Gene Prediction • Analysis by sequence similarity can only reliably identify about 30% of the protein coding genes in a genome • 50-80% of new genes that are identified having partial, marginal, or unidentified homolog • Frequently expressed genes tend to be more easily identifiable by homology than rarely expressed genes
Gene finding is species-specific • Codon usage patterns vary by species • Functional regions (promoters, translation initiation sites, termination signals) vary by species • Common repeat sequences are species-specific • Gene finding programs rely on this information to identify coding regions
Protein Coding Gene • ab initio using computational methods is the most suited to protein-coding genes • Protein-coding genes have recognizable features • open reading frames (ORFs) • codon bias • known transcription and translational start and stop motifs (promoters, 3’ poly-A sites) • splice consensus sequences at intron-exon boundaries
ab initio gene discovery • Protein-coding genes have recognizable features • We can design software to scan the genome and identify these features • Some of these programs work quite well, especially in bacteria and simpler eukaryotes with smaller and more compact genomes • It’s a lot harder for the higher eukaryotes where there are a lot of long introns, genes can be found within introns of other genes, etc.
ab initio gene discovery—Validating predictions and refining gene models Standard types of evidence for validation of predictions include: • match to previously annotated cDNA • match to EST from same organism • similarity of nucleotide or conceptually translated protein sequence to sequences in GenBank • protein structure prediction match to a PFAM domain • associated with recognized promoter sequences, ie TATA box, CpG island • known phenotype from mutation of the locus
Finding Non–protein Coding Genes • Non-protein coding genes (tRNA, rRNA, snoRNA, siRNA, miRNA, various other ncRNAs) are harder to find than protein-coding genes. Because • often not poly-A tailed—don’t end up in cDNA libraries • no ORF • constraint on sequence divergence at nucleotide not protein level, so homology is harder to detect
Finding Non–protein Coding Genes To find out, Non-protein coding genes, we have identify….. • secondary structure • homology, especially alignment of related species • experimentally • isolation through non-polyA dependent cloning methods • microarrays
ab initio gene discovery—approaches • Most gene-discovery programs makes use of some form of machine learning algorithm. A machine learning algorithm requires a training set of input data that the computer uses to “learn” how to find a pattern. • Two common machine learning approaches used in gene discovery (and many other bioinformatics applications) are • Dynamic programming model • Artificial neural networks(ANNs) and • Hidden Markov models(HMMs)

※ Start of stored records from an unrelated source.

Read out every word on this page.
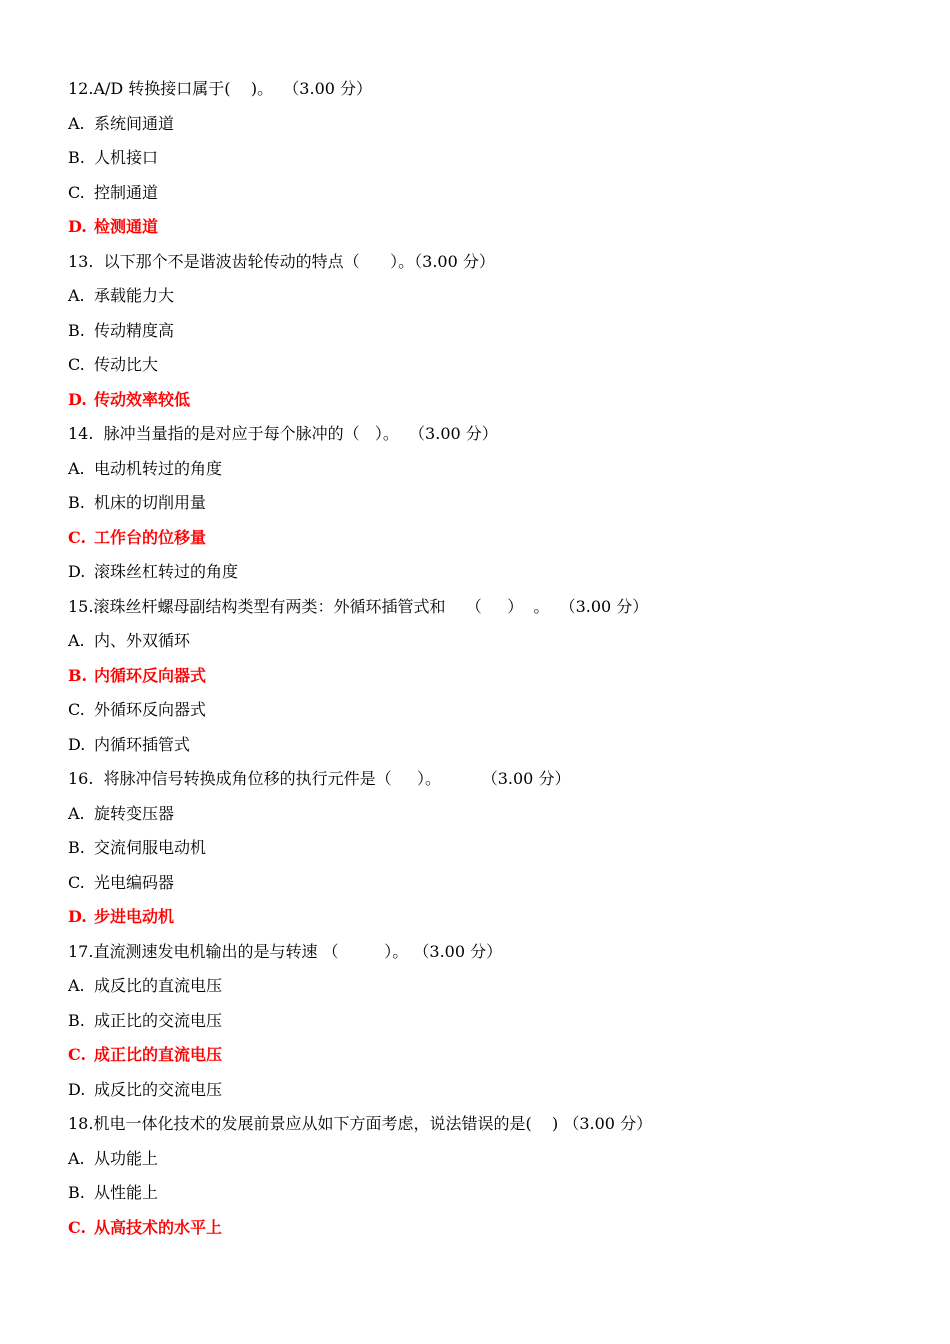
12.A/D 转换接口属于(    )。  （3.00 分）
A. 系统间通道
B. 人机接口
C. 控制通道
D. 检测通道
13.  以下那个不是谐波齿轮传动的特点（      ）。（3.00 分）
A. 承载能力大
B. 传动精度高
C. 传动比大
D. 传动效率较低
14.  脉冲当量指的是对应于每个脉冲的（   ）。  （3.00 分）
A. 电动机转过的角度
B. 机床的切削用量
C. 工作台的位移量
D. 滚珠丝杠转过的角度
15.滚珠丝杆螺母副结构类型有两类：外循环插管式和    （     ）  。  （3.00 分）
A. 内、外双循环
B. 内循环反向器式
C. 外循环反向器式
D. 内循环插管式
16.  将脉冲信号转换成角位移的执行元件是（     ）。        （3.00 分）
A. 旋转变压器
B. 交流伺服电动机
C. 光电编码器
D. 步进电动机
17.直流测速发电机输出的是与转速 （         ）。 （3.00 分）
A. 成反比的直流电压
B. 成正比的交流电压
C. 成正比的直流电压
D. 成反比的交流电压
18.机电一体化技术的发展前景应从如下方面考虑，说法错误的是(    ) （3.00 分）
A. 从功能上
B. 从性能上
C. 从高技术的水平上
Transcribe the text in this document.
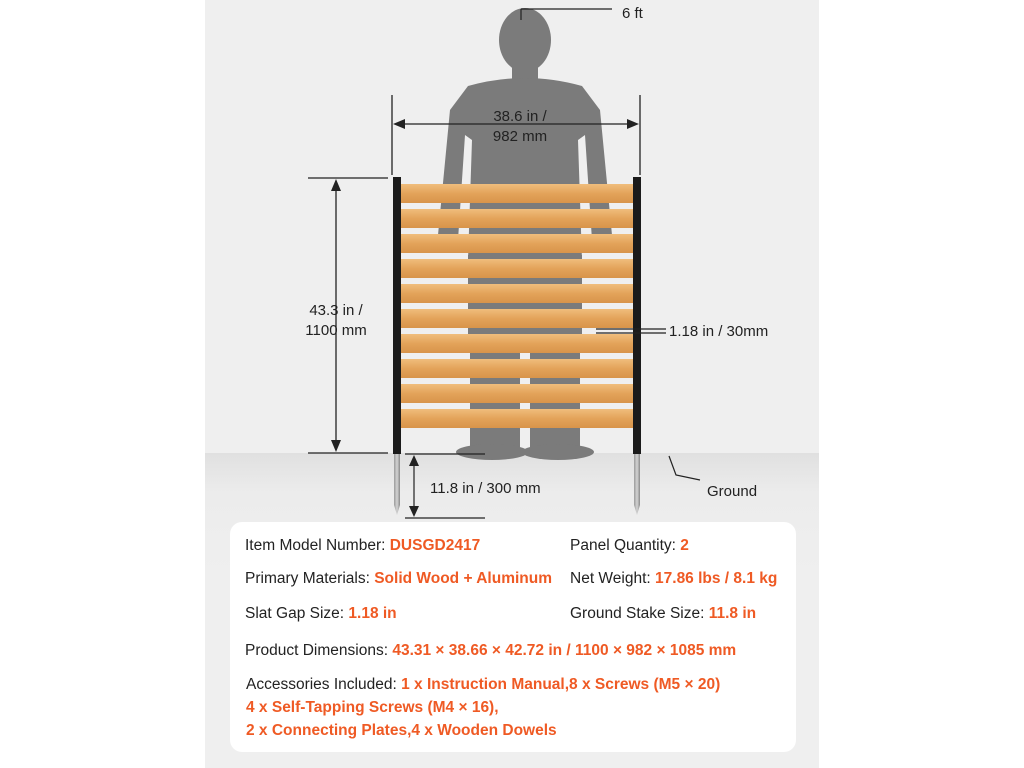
6 ft
38.6 in /
982 mm
43.3 in /
1100 mm	1.18 in / 30mm
11.8 in / 300 mm	Ground
Item Model Number: DUSGD2417	Panel Quantity: 2
Primary Materials: Solid Wood + Aluminum Net Weight: 17.86 lbs / 8.1 kg
Slat Gap Size: 1.18 in	Ground Stake Size: 11.8 in
Product Dimensions: 43.31 × 38.66 × 42.72 in / 1100 × 982 × 1085 mm
Accessories Included: 1 x Instruction Manual,8 x Screws (M5 × 20)
4 x Self-Tapping Screws (M4 × 16),
2 x Connecting Plates,4 x Wooden Dowels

Control of Gene Expression—Transcription Factors • Transcription factors (TFs) are proteins that bind to the DNA and help to control gene expression. The sequences to which they bind are transcription factor binding sites (TFBSs), which are a type of cis-regulatory sequence • Most transcription factors can bind to a range of similar sequences. These can be found in either of two ways, as a consensus sequence, or as a position weight matrix (PWM). • Once we know the binding site, we can search the genome to find all of the (predicted) binding sites
Evidence based Approaches • Comparative or similarity based gene prediction • Combine gene models with alignment to known ESTs & protein sequences
Gene Prediction Tools • SNAP • TwinScan • Gnomon (NCBI) • GeneWise • Jigsaw • GLEAN • Grail • BLAST • FASTAX • BLAT • WABA • MZEF, • MZEF-SPC • FGENESH
Genome Annotation-Much work remains • Despite good progress in identifying both protein coding and non-protein coding genes, much work remains to be done before even the best-studied genomes are fully annotated. • For the higher eukaryotes, only a tiny percentage of features such as TFBSs and other non-gene features have so far been indentified.